戴长征
【关键词】发展中国家 现代化 模式 【中图分类号】D501 【文献标识码】A
现代化是18世纪60年代英国工业革命以来人类文明演进的动态化发展趋势,它是一个涵盖整体社会系统的综合概念和现实形态。在世界现代化时间谱系中,发展中国家处于后发位置。多数发展中国家的现代化不是一个自主的社会演变过程,而是试图通过嫁接或借鉴发达国家的制度體系和发展路径,以期在短时间内实现高速度跳跃式发展追赶发达国家现代化进程,融入现代世界发展体系。发展中国家的现代化存在起步晚、发展慢、水平低等特点。
在国际上,当前发展中国家的现代化模式,集中表现为以阿根廷为代表的拉丁美洲的“钟摆式”发展,以伊朗为代表的伊斯兰世界的变革和以越南为代表的后发型发展中国家的崛起。
阿根廷地处南美洲东南部,自哥伦布发现美洲大陆后成为西班牙的殖民地,在历经三个世纪的独立运动和内部动乱分裂后,于1862年成为正式统一的国家,此后阿根廷开启了近160年的现代化发展道路。得天独厚的自然环境使得阿根廷在现代化早期进程中取得显著成就,成为19世纪末期世界上最富裕的国家之一,然而周期性的经济危机和频繁的政治动荡使得曾经“世界的粮仓和肉库”逐渐成为“衰败国家”,阿根廷成为发展中国家陷入“中等收入陷阱”的样本。直到现在“阿根廷之谜”仍然是困扰拉丁美洲国家现代化进程的难题。
从1862年至今,阿根廷的现代化经历了六个钟摆式发展阶段:1862—1930年的农牧业初级产品出口带动阶段;1930—1982年的进口代替工业化发展阶段;1982—2002年推行新自由主义阶段;2003—2015年的新发展主义模式阶段;2015—2019年被视为短暂的“左退右进”阶段;2019年底至今,费尔南德斯赢得大选,庇隆主义回归,阿根廷政坛的钟摆再次向左倾斜。
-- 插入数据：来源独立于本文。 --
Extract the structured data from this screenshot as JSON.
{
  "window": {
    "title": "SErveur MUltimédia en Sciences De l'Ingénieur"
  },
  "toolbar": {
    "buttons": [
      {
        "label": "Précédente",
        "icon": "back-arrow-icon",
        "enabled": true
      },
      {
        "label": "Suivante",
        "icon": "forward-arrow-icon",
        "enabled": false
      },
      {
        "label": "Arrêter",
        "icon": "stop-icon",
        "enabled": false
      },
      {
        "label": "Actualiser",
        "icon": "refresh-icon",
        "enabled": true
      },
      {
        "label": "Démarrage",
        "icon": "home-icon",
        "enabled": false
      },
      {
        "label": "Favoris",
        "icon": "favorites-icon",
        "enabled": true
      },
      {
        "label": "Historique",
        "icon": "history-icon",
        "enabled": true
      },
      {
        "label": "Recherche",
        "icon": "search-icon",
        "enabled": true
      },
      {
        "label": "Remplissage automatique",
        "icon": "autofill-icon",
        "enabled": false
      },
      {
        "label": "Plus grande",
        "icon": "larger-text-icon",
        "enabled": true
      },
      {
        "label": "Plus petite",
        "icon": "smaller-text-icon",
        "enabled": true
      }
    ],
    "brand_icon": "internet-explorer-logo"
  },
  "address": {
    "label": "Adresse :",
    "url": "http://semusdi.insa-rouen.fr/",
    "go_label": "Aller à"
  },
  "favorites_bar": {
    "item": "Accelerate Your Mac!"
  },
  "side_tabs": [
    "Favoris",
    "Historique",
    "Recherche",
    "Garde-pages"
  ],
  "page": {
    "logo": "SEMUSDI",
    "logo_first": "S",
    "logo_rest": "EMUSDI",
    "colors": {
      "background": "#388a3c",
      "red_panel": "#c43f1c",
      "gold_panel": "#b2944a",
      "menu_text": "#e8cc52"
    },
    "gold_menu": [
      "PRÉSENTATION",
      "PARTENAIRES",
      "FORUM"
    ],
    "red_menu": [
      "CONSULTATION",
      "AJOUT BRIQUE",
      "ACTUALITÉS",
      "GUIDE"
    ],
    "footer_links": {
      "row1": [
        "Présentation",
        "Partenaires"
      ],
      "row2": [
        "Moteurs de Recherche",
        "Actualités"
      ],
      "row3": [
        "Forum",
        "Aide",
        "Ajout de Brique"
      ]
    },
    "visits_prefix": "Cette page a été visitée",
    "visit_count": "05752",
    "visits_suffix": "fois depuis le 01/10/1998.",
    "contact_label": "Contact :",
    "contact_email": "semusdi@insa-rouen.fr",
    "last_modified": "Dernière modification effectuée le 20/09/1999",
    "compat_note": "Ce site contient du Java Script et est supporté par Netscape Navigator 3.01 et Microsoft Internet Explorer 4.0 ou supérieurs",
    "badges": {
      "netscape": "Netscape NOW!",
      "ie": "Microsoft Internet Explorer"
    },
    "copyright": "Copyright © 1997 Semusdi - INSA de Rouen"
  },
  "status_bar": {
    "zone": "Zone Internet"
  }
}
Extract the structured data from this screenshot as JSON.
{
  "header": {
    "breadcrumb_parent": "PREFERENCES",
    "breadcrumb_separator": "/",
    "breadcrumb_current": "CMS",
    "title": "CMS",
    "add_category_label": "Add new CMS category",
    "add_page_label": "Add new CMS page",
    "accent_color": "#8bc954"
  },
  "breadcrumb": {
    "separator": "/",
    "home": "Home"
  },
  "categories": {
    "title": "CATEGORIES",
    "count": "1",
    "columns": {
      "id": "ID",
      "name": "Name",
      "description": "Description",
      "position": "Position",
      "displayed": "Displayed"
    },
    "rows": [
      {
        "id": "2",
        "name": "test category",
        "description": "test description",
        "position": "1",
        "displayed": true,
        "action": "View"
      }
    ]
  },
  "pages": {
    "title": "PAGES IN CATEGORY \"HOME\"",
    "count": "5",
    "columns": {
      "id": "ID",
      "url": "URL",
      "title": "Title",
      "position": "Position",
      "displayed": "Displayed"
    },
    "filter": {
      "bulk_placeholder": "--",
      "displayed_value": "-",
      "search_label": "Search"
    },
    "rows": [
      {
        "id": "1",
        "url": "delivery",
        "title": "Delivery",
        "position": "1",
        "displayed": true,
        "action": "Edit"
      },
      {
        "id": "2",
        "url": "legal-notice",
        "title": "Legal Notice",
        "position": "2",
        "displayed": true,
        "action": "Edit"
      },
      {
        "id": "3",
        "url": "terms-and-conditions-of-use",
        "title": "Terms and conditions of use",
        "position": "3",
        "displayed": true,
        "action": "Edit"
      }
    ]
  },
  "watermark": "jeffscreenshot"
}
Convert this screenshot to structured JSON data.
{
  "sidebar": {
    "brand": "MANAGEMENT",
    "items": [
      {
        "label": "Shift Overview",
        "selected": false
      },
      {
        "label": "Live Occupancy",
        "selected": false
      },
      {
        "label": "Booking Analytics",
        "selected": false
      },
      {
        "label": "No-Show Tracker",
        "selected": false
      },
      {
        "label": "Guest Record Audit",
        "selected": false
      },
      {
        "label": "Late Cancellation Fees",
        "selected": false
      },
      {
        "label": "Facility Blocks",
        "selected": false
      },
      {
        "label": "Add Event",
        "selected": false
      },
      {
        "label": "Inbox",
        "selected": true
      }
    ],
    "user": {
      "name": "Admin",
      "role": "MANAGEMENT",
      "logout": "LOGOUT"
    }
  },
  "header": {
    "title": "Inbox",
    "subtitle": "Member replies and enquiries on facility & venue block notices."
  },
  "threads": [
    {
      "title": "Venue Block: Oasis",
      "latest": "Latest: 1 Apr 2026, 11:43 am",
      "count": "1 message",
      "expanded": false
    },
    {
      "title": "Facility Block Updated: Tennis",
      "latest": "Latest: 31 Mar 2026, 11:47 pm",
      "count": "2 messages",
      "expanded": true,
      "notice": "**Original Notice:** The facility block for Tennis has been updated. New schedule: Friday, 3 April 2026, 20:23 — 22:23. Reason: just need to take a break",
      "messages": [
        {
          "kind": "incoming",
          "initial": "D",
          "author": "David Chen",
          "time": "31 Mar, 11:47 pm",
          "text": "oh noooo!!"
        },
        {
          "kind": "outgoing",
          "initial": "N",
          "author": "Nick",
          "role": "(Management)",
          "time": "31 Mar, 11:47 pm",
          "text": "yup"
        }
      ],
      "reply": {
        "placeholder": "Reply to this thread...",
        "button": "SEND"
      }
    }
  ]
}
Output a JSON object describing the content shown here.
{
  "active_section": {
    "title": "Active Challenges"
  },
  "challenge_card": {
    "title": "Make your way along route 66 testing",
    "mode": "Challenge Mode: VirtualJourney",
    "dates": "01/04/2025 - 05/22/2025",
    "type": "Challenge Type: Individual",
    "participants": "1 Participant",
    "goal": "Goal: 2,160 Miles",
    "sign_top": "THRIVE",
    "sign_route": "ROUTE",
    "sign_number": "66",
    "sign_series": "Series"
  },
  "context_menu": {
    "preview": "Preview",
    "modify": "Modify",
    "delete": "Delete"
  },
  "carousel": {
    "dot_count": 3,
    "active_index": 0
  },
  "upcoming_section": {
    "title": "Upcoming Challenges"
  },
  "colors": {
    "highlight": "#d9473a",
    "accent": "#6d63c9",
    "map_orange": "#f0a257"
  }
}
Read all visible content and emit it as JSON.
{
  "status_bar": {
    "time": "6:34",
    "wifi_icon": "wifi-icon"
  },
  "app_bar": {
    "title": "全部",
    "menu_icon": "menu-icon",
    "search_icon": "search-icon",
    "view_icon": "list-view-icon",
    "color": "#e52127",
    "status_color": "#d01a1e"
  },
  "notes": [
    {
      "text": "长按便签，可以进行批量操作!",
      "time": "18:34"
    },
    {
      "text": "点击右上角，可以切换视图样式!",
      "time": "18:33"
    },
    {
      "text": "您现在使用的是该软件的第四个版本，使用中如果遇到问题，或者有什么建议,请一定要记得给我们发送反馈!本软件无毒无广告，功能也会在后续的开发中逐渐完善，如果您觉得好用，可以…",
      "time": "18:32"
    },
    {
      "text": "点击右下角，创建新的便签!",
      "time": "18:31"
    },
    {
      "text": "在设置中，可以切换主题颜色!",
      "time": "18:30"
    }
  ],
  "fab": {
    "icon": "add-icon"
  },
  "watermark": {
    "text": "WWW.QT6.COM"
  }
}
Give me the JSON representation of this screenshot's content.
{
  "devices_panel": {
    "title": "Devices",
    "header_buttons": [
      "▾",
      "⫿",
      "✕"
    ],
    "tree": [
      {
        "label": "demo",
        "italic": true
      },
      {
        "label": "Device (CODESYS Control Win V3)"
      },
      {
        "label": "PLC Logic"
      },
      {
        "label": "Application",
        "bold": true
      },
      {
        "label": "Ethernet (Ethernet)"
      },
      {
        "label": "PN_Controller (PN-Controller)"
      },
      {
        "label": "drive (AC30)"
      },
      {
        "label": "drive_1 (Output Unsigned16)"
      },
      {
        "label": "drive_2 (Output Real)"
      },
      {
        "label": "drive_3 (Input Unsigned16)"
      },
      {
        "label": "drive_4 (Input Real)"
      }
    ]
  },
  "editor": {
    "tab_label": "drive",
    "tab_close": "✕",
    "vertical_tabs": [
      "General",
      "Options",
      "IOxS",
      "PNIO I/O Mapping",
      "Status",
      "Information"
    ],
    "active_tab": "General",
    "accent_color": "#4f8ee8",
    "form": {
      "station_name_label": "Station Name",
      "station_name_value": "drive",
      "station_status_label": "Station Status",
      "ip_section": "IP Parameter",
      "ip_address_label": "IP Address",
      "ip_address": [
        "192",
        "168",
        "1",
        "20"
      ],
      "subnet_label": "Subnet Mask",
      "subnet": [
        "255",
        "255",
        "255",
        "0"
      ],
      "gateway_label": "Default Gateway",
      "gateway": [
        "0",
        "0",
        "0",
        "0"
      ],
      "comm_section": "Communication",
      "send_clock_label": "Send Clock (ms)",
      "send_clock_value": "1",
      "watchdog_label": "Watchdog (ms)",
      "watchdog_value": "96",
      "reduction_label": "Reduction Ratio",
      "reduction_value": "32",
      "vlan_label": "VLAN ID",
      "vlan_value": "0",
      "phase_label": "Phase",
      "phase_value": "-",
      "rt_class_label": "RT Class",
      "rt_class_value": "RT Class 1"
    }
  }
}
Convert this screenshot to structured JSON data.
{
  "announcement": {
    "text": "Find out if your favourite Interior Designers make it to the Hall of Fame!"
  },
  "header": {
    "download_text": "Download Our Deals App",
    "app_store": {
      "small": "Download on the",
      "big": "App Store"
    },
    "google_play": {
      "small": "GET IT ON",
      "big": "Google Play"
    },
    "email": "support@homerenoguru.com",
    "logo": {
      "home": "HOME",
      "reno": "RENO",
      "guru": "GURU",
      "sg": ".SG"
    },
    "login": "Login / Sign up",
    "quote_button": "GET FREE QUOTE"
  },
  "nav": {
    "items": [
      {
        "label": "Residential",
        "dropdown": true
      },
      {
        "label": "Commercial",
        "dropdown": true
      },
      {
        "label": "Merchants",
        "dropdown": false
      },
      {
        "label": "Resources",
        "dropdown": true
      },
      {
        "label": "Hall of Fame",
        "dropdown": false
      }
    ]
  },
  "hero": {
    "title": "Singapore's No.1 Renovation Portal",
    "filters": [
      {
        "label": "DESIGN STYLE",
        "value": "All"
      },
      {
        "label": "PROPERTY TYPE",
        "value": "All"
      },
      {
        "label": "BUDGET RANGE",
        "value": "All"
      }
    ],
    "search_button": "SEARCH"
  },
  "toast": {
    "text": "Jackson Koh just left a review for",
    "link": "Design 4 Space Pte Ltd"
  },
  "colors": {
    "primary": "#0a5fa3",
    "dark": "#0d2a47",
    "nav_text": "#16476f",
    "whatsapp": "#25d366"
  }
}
1862年阿根廷开启现代化进程,总统米特雷及其继任者依托比较优势选择自由主义发展道路,逐渐形成以农牧业初级产品向欧洲出口为核心的发展模式,积极利用国内外投资,保持对外自由贸易,带动交通运输、劳动力市场、商品流动等全要素领域的现代化发展。在要素投入和有利外部环境的加持下,阿根廷迎来现代化进程的“美好时代”。然而富裕不等于发达,这一时期的阿根廷政府举债增长的发展方式和对国外资本与市场的过度依赖以及对工业化的忽视,造成19世纪70年代后阿根廷经济危机频发,直到20世纪30年代世界大萧条阿根廷在现代化进程的制度选择上第一次被迫转向民众主义。在进口替代工业化发展模式前期,阿根廷转向大力发展国家资本主义,强化对经济领域的控制,以“政治主权、经济独立和社会正义”为核心的庇隆主义短暂促进了阿根廷现代化进程中的经济繁荣。但是深层次的经济结构性问题带来了发展内生动力不足、国际收支严重失衡、负债和通货膨胀率急剧上升等长期困扰阿根廷现代化进程的关键阻碍因素。与此同时,包括阿根廷在内的整个拉美地区都陷入持久的经济危机中。
1989年,为了解决外债危机和恶性通货膨胀问题,梅内姆政府将阿根廷现代化进程带回到新自由主义发展道路,国有企业私有化浪潮席卷阿根廷,激进的贸易自由化政策打破关税壁垒,货币局制度推动金融自由化改革,阿根廷现代化进程迎来了短暂的黄金期。但是过度私有化加剧了行业垄断和贫富差距,贸易自由化政策严重削弱了政府宏观调控能力,货币局制度在有效遏制通货膨胀的同时也扩大了政府外债,外国资本把控国内金融体系使得阿根廷丧失了货币政策的独立决策权。2001年阿根廷再次爆发金融危机,宣告新自由主义发展模式破产,阿根廷现代化进程的制度选择再次回归民众主义。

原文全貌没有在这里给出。